The documentation for the datasets and metadata released under Malware Detection In the Wild Leaderboard
We prepared two datasets to release to the community, please read carefully for details and participation rules.
- Train Data (
MalwareITW_TrainData.zip): This dataset includes only the sandbox traces for the samples first seen on VirusTotal before the training cut-off timestamp we used in our paper (1522540800, April 1st, 2018). We used this timestamp to split our training and testing sets. This dataset also includes the metadata for both sandbox and endpoint samples in the training split. If you wish to participate in our leaderboard for realistic evaluations, you must request access to this dataset. We are releasing a small subset of this dataset in this repository (MalwareITW_TrainData_Sample.zip), which has the same structure as the full Train Data.
- TrainAndTest Data (
MalwareITW_TrainAndTestData.zip): This dataset includes all the sandbox traces we used in our paper and the metadata for all samples (both sandbox and endpoint samples). If granted access to this dataset, you can no longer submit to our leaderboard. We are releasing a small subset of this dataset in this repository (MalwareITW_TrainAndTestData_Sample.zip), which has the same structure as the full TrainAndTest Data.
Please download and extract MalwareITW_TrainData.zipand MalwareITW_TrainAndTestData.zip into the repository directory (or their included _Sample versions).
We provide ReadMetadata.ipynb notebook to explore and describe the metadata format. This demonstrates how to obtain ground truth labels, family labels, and publisher labels (along with the labeling timestamps) from our metadata.
-
MalwareITW_TrainData/Train_sandbox_metadata.json: Contains the metadata for the sandbox samples in the training split. -
MalwareITW_TrainData/Train_endpoint_metadata.json: Contains the metadata for the endpoint samples in the training split.
-
MalwareITW_TrainAndTestData/TrainAndTest_sandbox_metadata.json: Contains the metadata for all sandbox samples in our paper. -
MalwareITW_TrainAndTestData/TrainAndTest_endpoint_metadata.json: Contains the metadata for all endpoint samples in our paper.
Our sandbox traces dataset includes traces from two sandboxes labeled Habo and Cuckoo.
Each trace is stored as a <hash>.json file that contains the trace from the sample with the SHA-256 hash of <hash>.
We provide StandardizedDataFormat.ipynb notebook to explain the trace format used in our sandbox and endpoint datasets. Participants are expected to provide detectors that can take traces in our .json format as input to make predictions (i.e., output a predicted probability score of whether the trace belongs to a malware sample).

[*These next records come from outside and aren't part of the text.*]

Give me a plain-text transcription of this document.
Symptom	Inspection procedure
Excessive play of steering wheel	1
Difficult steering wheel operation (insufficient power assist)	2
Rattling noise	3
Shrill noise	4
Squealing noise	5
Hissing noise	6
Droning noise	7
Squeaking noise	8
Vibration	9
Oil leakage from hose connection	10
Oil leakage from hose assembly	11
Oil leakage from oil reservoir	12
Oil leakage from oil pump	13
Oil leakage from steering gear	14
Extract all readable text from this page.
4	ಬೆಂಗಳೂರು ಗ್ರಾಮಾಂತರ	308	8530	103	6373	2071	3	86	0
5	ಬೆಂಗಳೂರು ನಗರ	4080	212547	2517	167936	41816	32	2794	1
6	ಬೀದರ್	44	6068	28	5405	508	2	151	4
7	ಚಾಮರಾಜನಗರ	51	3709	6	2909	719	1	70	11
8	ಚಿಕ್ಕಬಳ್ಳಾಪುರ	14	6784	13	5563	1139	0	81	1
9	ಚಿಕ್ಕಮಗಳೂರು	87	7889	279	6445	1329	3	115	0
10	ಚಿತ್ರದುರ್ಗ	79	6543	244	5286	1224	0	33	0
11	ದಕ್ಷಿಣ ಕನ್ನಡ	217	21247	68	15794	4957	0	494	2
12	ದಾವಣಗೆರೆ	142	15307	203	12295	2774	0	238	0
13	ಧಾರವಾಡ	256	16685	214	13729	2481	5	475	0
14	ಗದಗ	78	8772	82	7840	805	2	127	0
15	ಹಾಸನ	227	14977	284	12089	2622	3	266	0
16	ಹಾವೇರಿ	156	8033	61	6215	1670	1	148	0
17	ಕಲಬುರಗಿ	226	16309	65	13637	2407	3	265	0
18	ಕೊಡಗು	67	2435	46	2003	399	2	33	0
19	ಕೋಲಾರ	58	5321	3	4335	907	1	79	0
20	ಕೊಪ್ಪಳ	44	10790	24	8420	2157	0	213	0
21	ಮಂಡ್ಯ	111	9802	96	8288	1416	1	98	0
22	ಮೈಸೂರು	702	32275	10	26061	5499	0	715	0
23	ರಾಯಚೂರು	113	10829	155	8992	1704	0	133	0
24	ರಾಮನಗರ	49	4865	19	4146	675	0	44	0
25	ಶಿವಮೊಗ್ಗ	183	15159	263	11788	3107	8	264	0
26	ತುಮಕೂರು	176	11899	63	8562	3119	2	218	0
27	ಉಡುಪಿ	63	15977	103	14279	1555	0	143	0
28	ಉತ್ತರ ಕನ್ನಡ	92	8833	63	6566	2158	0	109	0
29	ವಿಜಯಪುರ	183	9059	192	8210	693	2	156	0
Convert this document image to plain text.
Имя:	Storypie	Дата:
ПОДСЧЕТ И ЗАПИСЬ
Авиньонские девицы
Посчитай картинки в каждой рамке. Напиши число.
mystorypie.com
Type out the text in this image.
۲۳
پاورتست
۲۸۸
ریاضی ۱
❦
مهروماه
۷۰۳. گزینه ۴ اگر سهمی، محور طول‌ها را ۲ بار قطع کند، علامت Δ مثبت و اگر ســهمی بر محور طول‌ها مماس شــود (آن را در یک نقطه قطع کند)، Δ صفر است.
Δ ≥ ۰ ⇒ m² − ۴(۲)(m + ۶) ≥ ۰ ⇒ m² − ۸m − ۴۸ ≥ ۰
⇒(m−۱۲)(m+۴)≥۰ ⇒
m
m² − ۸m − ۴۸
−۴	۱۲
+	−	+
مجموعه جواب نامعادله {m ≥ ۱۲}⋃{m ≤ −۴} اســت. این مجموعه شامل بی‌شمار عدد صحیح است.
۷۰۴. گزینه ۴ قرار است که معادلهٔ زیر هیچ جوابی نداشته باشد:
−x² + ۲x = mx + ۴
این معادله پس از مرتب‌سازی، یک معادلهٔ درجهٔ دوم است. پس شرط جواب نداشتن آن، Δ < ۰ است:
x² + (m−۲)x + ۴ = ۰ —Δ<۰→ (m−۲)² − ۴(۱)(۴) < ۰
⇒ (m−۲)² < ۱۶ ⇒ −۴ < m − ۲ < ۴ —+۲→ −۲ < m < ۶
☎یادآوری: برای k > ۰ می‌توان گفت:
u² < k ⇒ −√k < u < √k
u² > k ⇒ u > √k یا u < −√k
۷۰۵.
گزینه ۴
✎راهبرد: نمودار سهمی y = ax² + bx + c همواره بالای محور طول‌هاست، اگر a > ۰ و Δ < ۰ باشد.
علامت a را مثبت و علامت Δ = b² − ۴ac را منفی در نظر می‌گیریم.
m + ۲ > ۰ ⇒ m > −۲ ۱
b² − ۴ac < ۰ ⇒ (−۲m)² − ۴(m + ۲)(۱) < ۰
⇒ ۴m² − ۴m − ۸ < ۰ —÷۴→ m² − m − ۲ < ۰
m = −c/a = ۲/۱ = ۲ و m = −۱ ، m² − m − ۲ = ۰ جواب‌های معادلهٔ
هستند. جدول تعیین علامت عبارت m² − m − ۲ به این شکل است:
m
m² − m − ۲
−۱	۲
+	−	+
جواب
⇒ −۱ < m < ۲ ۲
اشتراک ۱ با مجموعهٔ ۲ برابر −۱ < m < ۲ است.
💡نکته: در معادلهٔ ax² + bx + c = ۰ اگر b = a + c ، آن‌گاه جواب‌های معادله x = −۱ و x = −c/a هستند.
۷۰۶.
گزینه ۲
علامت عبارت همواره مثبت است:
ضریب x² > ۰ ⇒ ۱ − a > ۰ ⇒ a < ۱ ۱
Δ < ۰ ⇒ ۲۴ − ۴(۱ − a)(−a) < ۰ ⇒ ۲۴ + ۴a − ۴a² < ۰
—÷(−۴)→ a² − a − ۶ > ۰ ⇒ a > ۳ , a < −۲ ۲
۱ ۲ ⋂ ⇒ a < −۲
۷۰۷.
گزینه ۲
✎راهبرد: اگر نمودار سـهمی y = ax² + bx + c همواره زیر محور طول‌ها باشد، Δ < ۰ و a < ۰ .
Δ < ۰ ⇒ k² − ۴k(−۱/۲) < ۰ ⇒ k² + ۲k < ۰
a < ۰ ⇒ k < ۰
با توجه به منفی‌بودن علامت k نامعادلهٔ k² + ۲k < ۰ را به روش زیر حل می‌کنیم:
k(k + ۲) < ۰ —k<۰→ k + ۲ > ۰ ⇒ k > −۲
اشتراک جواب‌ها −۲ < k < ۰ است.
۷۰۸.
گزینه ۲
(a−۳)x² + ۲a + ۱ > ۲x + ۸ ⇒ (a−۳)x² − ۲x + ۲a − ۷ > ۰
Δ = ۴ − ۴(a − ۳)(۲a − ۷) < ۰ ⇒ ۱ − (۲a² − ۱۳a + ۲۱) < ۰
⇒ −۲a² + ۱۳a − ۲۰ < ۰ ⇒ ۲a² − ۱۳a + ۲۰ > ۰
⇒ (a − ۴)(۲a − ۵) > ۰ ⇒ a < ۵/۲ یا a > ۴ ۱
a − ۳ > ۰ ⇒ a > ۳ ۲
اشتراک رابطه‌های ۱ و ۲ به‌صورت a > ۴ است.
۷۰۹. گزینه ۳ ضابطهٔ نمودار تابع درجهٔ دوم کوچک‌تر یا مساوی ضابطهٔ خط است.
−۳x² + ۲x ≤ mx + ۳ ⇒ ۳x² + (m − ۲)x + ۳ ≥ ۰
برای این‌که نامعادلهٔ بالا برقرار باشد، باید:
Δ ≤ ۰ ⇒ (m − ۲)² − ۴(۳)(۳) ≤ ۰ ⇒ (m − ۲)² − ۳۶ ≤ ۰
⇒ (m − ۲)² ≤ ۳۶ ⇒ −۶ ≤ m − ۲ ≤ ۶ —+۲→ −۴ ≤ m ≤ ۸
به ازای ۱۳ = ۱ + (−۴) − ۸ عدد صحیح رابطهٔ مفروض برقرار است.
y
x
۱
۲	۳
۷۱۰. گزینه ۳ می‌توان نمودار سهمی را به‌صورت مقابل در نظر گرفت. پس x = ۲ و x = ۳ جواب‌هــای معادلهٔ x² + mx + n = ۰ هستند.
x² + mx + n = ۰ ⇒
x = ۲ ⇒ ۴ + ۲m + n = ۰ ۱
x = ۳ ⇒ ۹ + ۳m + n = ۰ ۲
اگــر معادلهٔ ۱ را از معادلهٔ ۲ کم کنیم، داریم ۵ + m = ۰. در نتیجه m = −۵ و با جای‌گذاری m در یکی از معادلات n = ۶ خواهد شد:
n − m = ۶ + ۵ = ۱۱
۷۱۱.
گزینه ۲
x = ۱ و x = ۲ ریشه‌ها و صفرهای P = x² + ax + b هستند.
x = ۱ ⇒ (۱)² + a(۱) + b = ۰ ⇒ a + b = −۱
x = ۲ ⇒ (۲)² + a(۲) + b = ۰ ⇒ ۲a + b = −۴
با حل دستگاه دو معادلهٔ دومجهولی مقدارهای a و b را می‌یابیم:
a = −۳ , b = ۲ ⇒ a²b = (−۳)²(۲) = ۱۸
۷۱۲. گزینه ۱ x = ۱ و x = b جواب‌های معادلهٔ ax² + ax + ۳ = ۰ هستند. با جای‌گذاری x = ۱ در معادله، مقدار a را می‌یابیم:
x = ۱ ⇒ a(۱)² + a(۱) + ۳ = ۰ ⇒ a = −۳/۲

MalwareITW_TrainData\sandbox_dataset has the following directory structure:
sandbox_datasetTrainHabo(75,925 files)0d0460726570d9ff0a412ed0d4ddca87a8a3fa6c7cda1059c4477e17f17f5ff6.json
Cuckoo(51,953 files)8c83ea264e7d99612ac9e28885187fad7df58e61778af8727d6bf78f43970a9b.json
MalwareITW_TrainAndTestData\sandbox_dataset has the following directory structure:
sandbox_datasetTrainHabo(75,925 files)0d0460726570d9ff0a412ed0d4ddca87a8a3fa6c7cda1059c4477e17f17f5ff6.json
Cuckoo(51,953 files)8c83ea264e7d99612ac9e28885187fad7df58e61778af8727d6bf78f43970a9b.json
TestHabo(57,094 files)1dbe1e28967cfe49c830cdb73ff0ac7ab4a773bbd20f1bfe031f58edd414bb57.json
Cuckoo(33,684 files)7ce80babf46d0ecc30ed9b2e9292d3d3d988325bb0fdc971d867509569617a67.json
Note how the TrainAndTest Data includes another subdirectory named Test.
To request access to our data please contact Yigitcan Kaya at yigitcan at ucsb dot edu
Use the subject line MalwareITW Data Request: Train Data or MalwareITW Data Request: TraindAndTest Data for your emails. Make sure to include details about yourself and your institution in the your email's body.
After approval, we will reply to your email with:
-
A Google Drive link to download the dataset
-
An identifier tag for your team
<team_identifier>that you will use for leaderboard submissions (see our Github repository for submissions).
Once you download the dataset, extract the .zip file, to create MalwareITW_TrainData (or MalwareITW_TrainAndTestData), which include the files described in our tutorial.
If granted access to the TraindAndTest Data, you can no longer submit to our leaderboard. This ensures that the detectors submitted to the leaderboard are realistic and obey causality (trained on samples that existed before the testing samples). Moreover, the metadata in the TraindAndTest Data also includes the endpoint samples in our testing split, on which the submitted models will be evaluated.
Please do not share the dataset with others.